An ongoing question: restore an aircraft to flying condition or restore it for static display? While it is great to have an aircraft in flying condition, sooner or later the risks outweigh the benefit of having it flying. Sadly, we seem to be losing too many aircraft from flying related accident.
Edit: sorry, didn’t mean to leave out the human cost of these accidents. What I meant was is it worth having these vintage aircraft still flying if the risk to both aircrew and aircraft (and possibly spectator) is too high?
I think one can't ignore the will of people to keep WWII aircraft flying. I can understand the limit of static display, aircraft are born to fly.
Warbirds have regularly crashed for as long as I can remember (the early 90's) I remember reading Le Fana de l'Aviation back then, and every month or two months was a noticeable crash or tragedy (I can remember Jeff Ethel death notice in 1997, the last flyable british Mosquito in 1995, and so many others). They are delicate machines from another era, and even with aces veterans pilots, bad things will always happen.
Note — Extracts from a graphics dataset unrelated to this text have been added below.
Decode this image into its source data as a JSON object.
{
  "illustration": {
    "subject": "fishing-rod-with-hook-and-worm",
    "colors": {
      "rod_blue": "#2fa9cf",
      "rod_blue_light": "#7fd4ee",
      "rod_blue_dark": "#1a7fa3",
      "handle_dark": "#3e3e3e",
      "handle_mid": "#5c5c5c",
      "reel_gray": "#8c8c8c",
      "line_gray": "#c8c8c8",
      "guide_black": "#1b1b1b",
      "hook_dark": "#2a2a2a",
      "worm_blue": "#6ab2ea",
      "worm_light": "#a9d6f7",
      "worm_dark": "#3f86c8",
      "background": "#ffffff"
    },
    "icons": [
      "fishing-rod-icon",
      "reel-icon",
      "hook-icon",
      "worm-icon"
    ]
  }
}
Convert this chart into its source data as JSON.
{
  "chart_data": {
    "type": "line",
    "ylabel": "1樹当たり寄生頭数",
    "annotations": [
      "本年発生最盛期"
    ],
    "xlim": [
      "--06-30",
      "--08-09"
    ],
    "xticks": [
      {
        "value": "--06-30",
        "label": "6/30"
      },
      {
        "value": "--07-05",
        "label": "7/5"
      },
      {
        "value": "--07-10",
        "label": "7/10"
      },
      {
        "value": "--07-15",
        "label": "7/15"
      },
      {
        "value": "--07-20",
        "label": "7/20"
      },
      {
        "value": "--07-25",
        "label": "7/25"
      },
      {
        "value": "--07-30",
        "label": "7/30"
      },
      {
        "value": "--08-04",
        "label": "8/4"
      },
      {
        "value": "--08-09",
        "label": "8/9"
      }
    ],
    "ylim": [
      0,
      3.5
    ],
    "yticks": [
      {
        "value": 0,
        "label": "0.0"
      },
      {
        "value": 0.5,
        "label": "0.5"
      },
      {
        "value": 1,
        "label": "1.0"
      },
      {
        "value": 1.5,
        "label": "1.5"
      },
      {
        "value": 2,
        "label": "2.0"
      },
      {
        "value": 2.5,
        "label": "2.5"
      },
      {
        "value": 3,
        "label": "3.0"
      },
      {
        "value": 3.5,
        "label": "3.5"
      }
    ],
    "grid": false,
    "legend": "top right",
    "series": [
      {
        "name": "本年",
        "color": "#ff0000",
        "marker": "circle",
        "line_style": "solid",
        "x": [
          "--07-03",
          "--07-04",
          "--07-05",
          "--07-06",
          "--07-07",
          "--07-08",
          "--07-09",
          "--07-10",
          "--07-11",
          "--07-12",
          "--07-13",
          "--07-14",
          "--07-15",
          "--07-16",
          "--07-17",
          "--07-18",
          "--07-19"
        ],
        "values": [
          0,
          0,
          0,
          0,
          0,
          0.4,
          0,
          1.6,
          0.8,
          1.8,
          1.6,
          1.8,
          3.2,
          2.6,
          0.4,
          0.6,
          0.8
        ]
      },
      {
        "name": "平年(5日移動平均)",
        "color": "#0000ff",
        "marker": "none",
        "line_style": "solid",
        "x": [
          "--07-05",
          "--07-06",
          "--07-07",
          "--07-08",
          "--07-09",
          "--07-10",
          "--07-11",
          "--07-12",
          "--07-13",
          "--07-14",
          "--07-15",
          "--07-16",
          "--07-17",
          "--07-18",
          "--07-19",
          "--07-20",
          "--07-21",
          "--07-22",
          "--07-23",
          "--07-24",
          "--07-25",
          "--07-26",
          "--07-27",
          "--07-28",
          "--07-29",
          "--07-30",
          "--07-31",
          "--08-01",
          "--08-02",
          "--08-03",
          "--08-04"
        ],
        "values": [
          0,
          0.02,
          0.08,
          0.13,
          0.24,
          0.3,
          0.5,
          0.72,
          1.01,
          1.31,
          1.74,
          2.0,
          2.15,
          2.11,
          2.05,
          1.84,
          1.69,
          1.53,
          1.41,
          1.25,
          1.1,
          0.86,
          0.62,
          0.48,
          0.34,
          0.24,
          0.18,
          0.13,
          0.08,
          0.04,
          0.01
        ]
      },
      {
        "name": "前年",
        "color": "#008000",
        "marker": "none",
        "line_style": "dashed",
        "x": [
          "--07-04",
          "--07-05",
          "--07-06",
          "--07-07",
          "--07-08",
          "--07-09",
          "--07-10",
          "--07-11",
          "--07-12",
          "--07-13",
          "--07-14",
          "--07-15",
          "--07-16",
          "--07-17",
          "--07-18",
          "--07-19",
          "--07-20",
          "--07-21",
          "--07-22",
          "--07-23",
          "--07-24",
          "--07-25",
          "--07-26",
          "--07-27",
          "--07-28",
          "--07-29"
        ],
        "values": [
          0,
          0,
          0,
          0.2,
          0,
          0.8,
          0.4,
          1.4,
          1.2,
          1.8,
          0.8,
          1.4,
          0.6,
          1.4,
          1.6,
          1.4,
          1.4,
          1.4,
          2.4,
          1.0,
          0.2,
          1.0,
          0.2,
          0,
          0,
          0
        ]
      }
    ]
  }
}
I remember wondering how could so many deadly crashes could still happen with the proverbial "modern technology" - but well it seems warbirds are warbirds, and even pampered with ultra modern tech by their mechanics, they still can do bad things once in flight. There is seemingly no workaround this, even with top notch mechanics, modern technologies, and lots of money thrown at them.
One heartbreaking example was France one and only flyable D-520s (among exactly four left by 1980). Veteran pilot Christian Bove in the late 70's fought teeth and nails to have it flying again, and he succeded... only to be killed by that D-520 a sad day of July 1986. At the end of an air show, just to add to the overall trauma.
Bottom line: those heartbreaking accidents robbing us of beloved pilots and wonderful aircraft have always happened.
Maybe that peculiar accident is different, depends from the nature of the initial mistake and what happened afterwards. Maybe the ATC or P-63 initial mistake was small, but, since it was a P-63 with all its limits as a warbird, it became that huge tragedy.
I will say something very stupid, but, starting from the same initial mistake perhaps a Pilatus PC-9 would not have collided with a C-130 Hercules the same way. But they are different aircraft from different times.